The inner side of the nuclear envelope (NE) is lined with
lamins, a meshwork of intermediate filaments that provides structural support for the nucleus and plays roles in many nuclear processes.
Lamins, classified as A- or B-types on the basis of biochemical properties, have a conserved globular head, central rod and C-terminal domain that includes an Ig-fold structural motif. In humans, mutations in A-type
lamins give rise to diseases that exhibit tissue-specific defects, such as
Emery-Dreifuss muscular dystrophy. Drosophila is being used as a model to determine tissue-specific functions of A-type
lamins in development, with implications for understanding human disease mechanisms. The GAL4-UAS system was used to express wild-type and mutant forms of
Lamin C (the presumed Drosophila A-type
lamin), in an otherwise wild-type background. Larval muscle-specific expression of wild type Drosophila
Lamin C caused no overt phenotype. By contrast, larval muscle-specific expression of a truncated form of
Lamin C lacking the N-terminal head (
Lamin C DeltaN) caused muscle defects and semi-lethality, with adult 'escapers' possessing malformed legs.
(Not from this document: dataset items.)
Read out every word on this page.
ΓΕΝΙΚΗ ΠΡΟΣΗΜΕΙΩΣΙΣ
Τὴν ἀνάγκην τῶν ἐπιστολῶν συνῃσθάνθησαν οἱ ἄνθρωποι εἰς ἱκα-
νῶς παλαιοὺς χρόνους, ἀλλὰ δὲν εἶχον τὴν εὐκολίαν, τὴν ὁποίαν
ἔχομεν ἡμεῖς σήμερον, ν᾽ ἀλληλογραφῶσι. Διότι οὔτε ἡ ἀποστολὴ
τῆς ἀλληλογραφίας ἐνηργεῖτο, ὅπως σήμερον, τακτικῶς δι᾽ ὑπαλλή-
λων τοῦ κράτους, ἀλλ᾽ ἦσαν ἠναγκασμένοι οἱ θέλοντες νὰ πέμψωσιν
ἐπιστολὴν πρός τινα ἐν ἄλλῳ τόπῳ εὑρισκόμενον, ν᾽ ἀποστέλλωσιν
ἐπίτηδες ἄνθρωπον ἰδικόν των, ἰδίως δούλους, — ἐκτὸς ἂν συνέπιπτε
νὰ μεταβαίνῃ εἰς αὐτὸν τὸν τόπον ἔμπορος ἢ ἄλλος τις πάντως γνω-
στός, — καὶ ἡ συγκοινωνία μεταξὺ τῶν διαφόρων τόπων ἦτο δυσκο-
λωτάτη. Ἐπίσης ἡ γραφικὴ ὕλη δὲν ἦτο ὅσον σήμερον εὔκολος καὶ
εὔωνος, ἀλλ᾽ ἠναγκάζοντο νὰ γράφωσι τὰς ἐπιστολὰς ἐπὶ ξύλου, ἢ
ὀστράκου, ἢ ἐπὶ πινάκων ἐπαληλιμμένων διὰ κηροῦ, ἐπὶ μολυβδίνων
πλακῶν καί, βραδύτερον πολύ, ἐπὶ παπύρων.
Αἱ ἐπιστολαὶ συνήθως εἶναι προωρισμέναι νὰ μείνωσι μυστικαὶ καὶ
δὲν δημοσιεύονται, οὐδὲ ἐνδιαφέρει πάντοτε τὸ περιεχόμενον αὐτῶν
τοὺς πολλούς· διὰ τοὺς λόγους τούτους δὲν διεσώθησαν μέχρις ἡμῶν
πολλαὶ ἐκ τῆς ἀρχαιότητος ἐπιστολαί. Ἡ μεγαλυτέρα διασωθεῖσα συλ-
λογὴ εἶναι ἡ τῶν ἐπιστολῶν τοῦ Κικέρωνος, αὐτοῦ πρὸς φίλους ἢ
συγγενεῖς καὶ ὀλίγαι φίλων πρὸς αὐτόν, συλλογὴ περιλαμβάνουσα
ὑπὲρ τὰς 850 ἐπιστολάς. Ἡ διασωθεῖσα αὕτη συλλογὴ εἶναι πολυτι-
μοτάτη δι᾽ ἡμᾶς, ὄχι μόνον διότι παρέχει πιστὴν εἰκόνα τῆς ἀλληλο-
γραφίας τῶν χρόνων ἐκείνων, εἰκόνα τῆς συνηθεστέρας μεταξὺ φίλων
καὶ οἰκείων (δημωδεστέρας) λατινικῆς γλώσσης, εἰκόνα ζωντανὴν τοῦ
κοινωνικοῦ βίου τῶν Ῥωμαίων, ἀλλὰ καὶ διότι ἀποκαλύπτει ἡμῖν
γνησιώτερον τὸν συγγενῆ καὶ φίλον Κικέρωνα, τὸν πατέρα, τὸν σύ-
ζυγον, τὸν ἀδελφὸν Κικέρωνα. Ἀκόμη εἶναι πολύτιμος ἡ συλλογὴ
The leg defects were due to a lack of larval muscle function and alterations in
hormone-regulated gene expression. The consequences of
Lamin C association at a gene were tested directly by targeting a
Lamin C DNA-binding domain fusion
protein upstream of a reporter gene. Association of
Lamin C correlated with localization of the reporter gene at the nuclear periphery and gene repression. These data demonstrate connections among the Drosophila A-type
lamin,
hormone-induced gene expression and muscle function.